One of the most essential services general neurologists can extend to our patients with Parkinson’s disease is to develop a relationship with a movement disorder specialist to refer patients for early consults on the newest innovations in the field. It is essential that general neurologists and movement disorder specialists work together to help patients make the best decisions about their care. Importantly, the role of the movement disorder specialist in this relationship is often in an advisory capacity, with the general neurologist actively directing day-to-day care of patients. However, establishing a team approach in which patients periodically follow up with specialists allows patients to keep informed about their options and have the most information possible as they make decisions about their care. Ideally, movement disorder specialists and general neurologists would connect periodically, as well, and discuss therapeutic paths for the patient. These relationships, therefore, are a true collaboration, and establishing them sooner may lead to better utilization of therapies such as DBS.

Surgical procedures are not for all patients with PD, nevertheless it’s important to identify those who might benefit from and offer information about it rather than treating it like a last resort. Referring early to a movement disorder specialist is a critical step to optimal care because it can help guide patients on the right time to consider an invasive treatment while the window of opportunity is still open.

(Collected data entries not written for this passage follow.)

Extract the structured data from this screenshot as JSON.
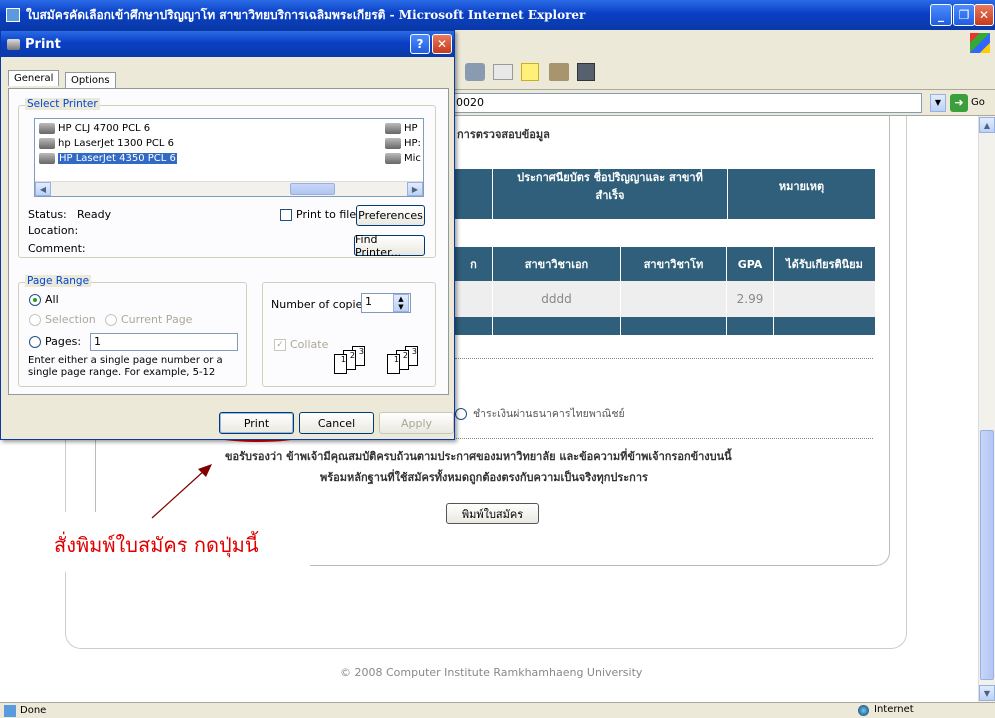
{
  "window": {
    "title": "ใบสมัครคัดเลือกเข้าศึกษาปริญญาโท สาขาวิทยบริการเฉลิมพระเกียรติ - Microsoft Internet Explorer",
    "go_label": "Go",
    "address_value": "0020"
  },
  "status_bar": {
    "left": "Done",
    "zone": "Internet"
  },
  "page": {
    "verify_heading": "การตรวจสอบข้อมูล",
    "table1": {
      "col1": "ประกาศนียบัตร ชื่อปริญญาและ สาขาที่สำเร็จ",
      "col2": "หมายเหตุ"
    },
    "table2": {
      "col0": "ก",
      "col1": "สาขาวิชาเอก",
      "col2": "สาขาวิชาโท",
      "col3": "GPA",
      "col4": "ได้รับเกียรตินิยม",
      "row": {
        "major": "dddd",
        "minor": "",
        "gpa": "2.99",
        "honors": ""
      }
    },
    "payment_option": "ชำระเงินผ่านธนาคารไทยพาณิชย์",
    "certify_line1": "ขอรับรองว่า ข้าพเจ้ามีคุณสมบัติครบถ้วนตามประกาศของมหาวิทยาลัย และข้อความที่ข้าพเจ้ากรอกข้างบนนี้",
    "certify_line2": "พร้อมหลักฐานที่ใช้สมัครทั้งหมดถูกต้องตรงกับความเป็นจริงทุกประการ",
    "print_form_button": "พิมพ์ใบสมัคร",
    "footer": "© 2008 Computer Institute Ramkhamhaeng University"
  },
  "annotation": {
    "text": "สั่งพิมพ์ใบสมัคร กดปุ่มนี้",
    "color": "#e00000"
  },
  "dialog": {
    "title": "Print",
    "tabs": [
      "General",
      "Options"
    ],
    "select_printer_label": "Select Printer",
    "printers": [
      {
        "name": "HP CLJ 4700 PCL 6",
        "selected": false
      },
      {
        "name": "hp LaserJet 1300 PCL 6",
        "selected": false
      },
      {
        "name": "HP LaserJet 4350 PCL 6",
        "selected": true
      }
    ],
    "printers_col2": [
      "HP",
      "HP:",
      "Mic"
    ],
    "status_label": "Status:",
    "status_value": "Ready",
    "location_label": "Location:",
    "comment_label": "Comment:",
    "print_to_file": "Print to file",
    "preferences": "Preferences",
    "find_printer": "Find Printer...",
    "page_range_label": "Page Range",
    "range_all": "All",
    "range_selection": "Selection",
    "range_current": "Current Page",
    "range_pages": "Pages:",
    "pages_value": "1",
    "range_hint": "Enter either a single page number or a single page range.  For example, 5-12",
    "copies_label": "Number of copies:",
    "copies_value": "1",
    "collate_label": "Collate",
    "collate_pages": [
      "1",
      "2",
      "3"
    ],
    "print_button": "Print",
    "cancel_button": "Cancel",
    "apply_button": "Apply"
  },
  "colors": {
    "accent": "#0a3fc4",
    "table_header": "#2f5f7a",
    "highlight_ellipse": "#e00000"
  }
}
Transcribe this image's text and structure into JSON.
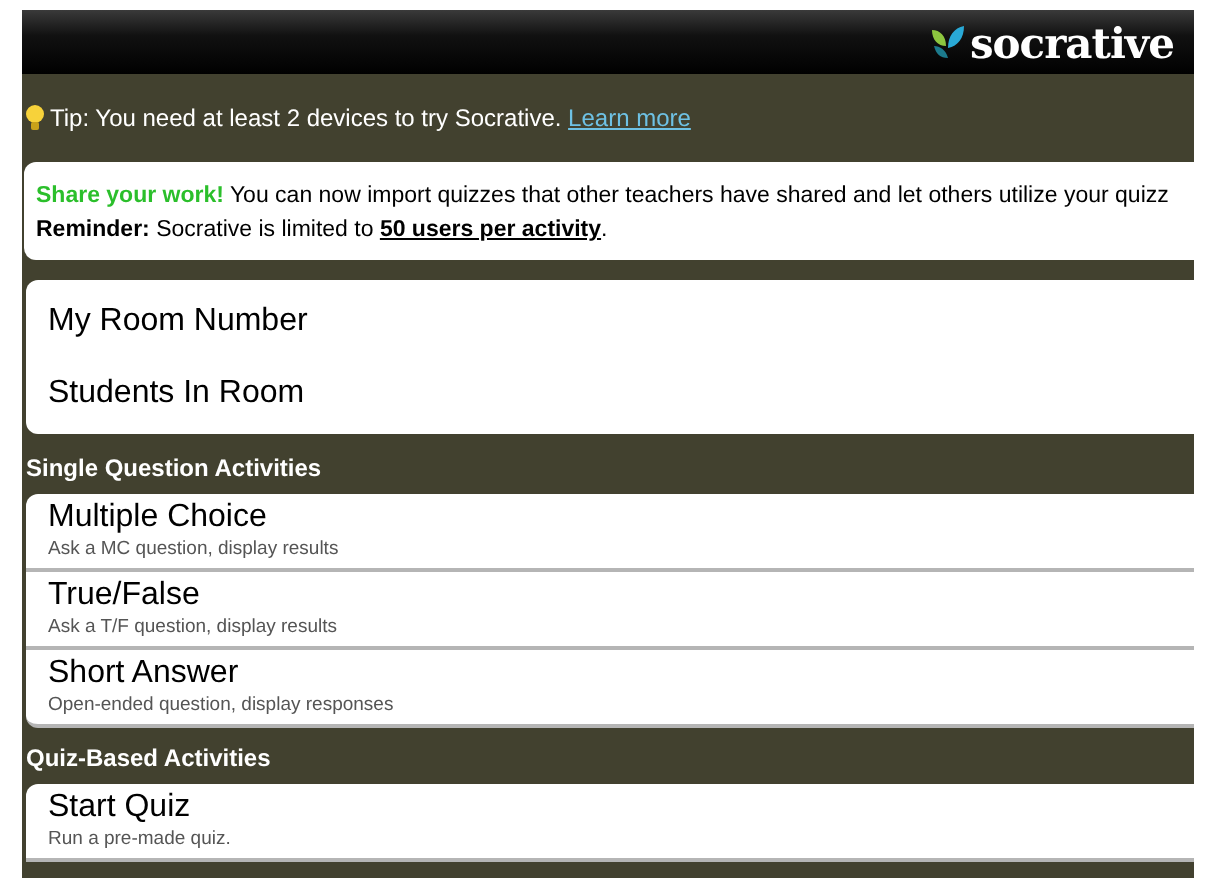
{
  "header": {
    "logo": "socrative"
  },
  "tip": {
    "text": "Tip: You need at least 2 devices to try Socrative.",
    "link": "Learn more"
  },
  "notice": {
    "share": "**Share your work!** You can now import quizzes that other teachers have shared and let others utilize your quizz",
    "reminder": {
      "label": "Reminder:",
      "text": "Socrative is limited to",
      "link": "50 users per activity",
      "end": "."
    }
  },
  "room": [
    "My Room Number",
    "Students In Room"
  ],
  "sections": [
    {
      "title": "Single Question Activities",
      "items": [
        {
          "title": "Multiple Choice",
          "subtitle": "Ask a MC question, display results"
        },
        {
          "title": "True/False",
          "subtitle": "Ask a T/F question, display results"
        },
        {
          "title": "Short Answer",
          "subtitle": "Open-ended question, display responses"
        }
      ]
    },
    {
      "title": "Quiz-Based Activities",
      "items": [
        {
          "title": "Start Quiz",
          "subtitle": "Run a pre-made quiz."
        }
      ]
    }
  ]
}
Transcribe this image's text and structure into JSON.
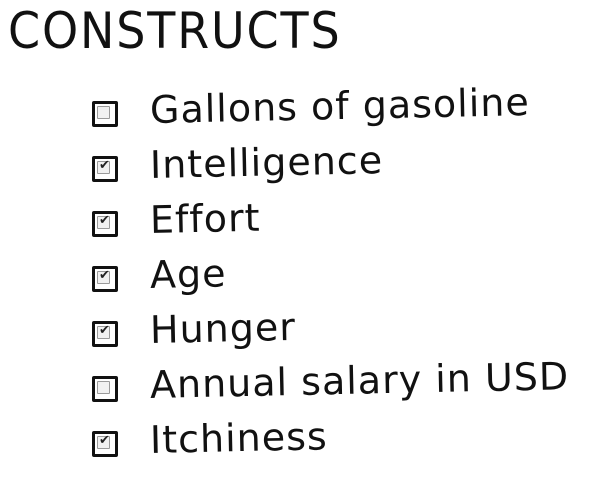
{
  "title": "CONSTRUCTS",
  "items": [
    {
      "label": "Gallons of gasoline",
      "checked": false
    },
    {
      "label": "Intelligence",
      "checked": true
    },
    {
      "label": "Effort",
      "checked": true
    },
    {
      "label": "Age",
      "checked": true
    },
    {
      "label": "Hunger",
      "checked": true
    },
    {
      "label": "Annual salary in USD",
      "checked": false
    },
    {
      "label": "Itchiness",
      "checked": true
    }
  ]
}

Collaborating for the Future

When it comes to the treatment of Parkinson’s disease, patients and physicians should be proactive about the future. We are fortunate that so many innovations are taking place within this spectrum and that patients can interact more easily for support and care. The neurologist can also be part of that process to help counsel and advise patients on therapies that they should consider, even if those options are not for everybody. In the case of DBS, specifically, despite so many recent advances and the vast evidence in support of its benefits, it remains an underutilized treatment modality for patients with PD. Therefore, it is essential that physicians are informed about it and establish relationships with specialists who they can rely on to bridge patient care.

Gian D. Pal, MD, MS is an Assistant Professor of Neurology at Rush University in Chicago, IL.